Renew Support for the Hybrid Court to Address Past Crimes

Pope Francis meets South Sudan President Salva Kiir Mayardit during a private audience at the Vatican, Saturday, March 16, 2019. © 2019 Alessandra Tarantino/AP Photo

This week, South Sudan’s leaders – President Salva Kiir, his former vice president Riek Machar, and other signatories to the 2018 peace agreement – will visit the Vatican for a two-day “spiritual retreat.” The visit should provide an opportunity to build trust between the previously warring parties, but it is also a chance for the leaders to publicly recommit to human rights and the long overdue, AU Hybrid Court that would try conflict-related crimes.

Since South Sudan’s war broke out in 2013, parties to the conflict have been responsible for grave abuses including killings, torture, recruitment of child soldiers, rape, and other forms of sexual violence and forced displacement. Millions of lives have been devastated with immeasurable suffering.

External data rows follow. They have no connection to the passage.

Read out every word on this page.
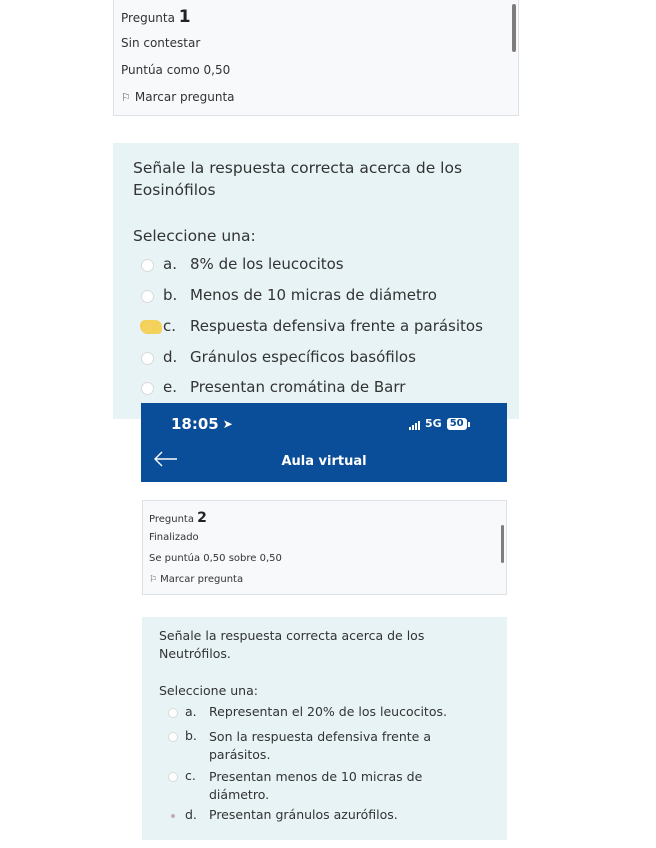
Pregunta 1
Sin contestar
Puntúa como 0,50
⚐ Marcar pregunta
Señale la respuesta correcta acerca de los
Eosinófilos
Seleccione una:
a. 8% de los leucocitos
b. Menos de 10 micras de diámetro
c. Respuesta defensiva frente a parásitos
d. Gránulos específicos basófilos
e. Presentan cromátina de Barr
18:05 ➤	5G 50
Aula virtual
Pregunta 2
Finalizado
Se puntúa 0,50 sobre 0,50
⚐ Marcar pregunta
Señale la respuesta correcta acerca de los
Neutrófilos.
Seleccione una:
a. Representan el 20% de los leucocitos.
b. Son la respuesta defensiva frente a
parásitos.
c.	Presentan menos de 10 micras de
diámetro.
d. Presentan gránulos azurófilos.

To date, there has been no accountability for these crimes, or any progress in establishing the court which was agreed to in 2015 by all sides in the conflict. Experience has shown that failure to address past crimes fuels future abuses. This has certainly held true for South Sudan as recent government insurgency campaigns in Yei and Wau have included killings, looting, and burning of civilian property. It’s critical these crimes be addressed not only for national healing, but for the future stability of South Sudan.

The leaders should use the opportunity of the Vatican meeting to make a clear, public commitment to holding those responsible for these crimes to account, recognizing this is a key component of lasting peace. They should also ensure the South Sudanese public has the unfettered right to debate these issues, which means reigning in abusive national security service from targeting critics and activists for arrest and detention. One rights activist, Peter Biar Ajak, is currently facing trumped up charges including of ‘treason’ and ‘publication of false news prejudicial to South Sudan.’  

South Sudan’s leaders have committed to form a new government by May 12. With just over a month to go, a clear statement from the Vatican meeting could reaffirm a commitment to human rights and justice by the leaders and help create an environment where South Sudanese plan for the future of their country without fear.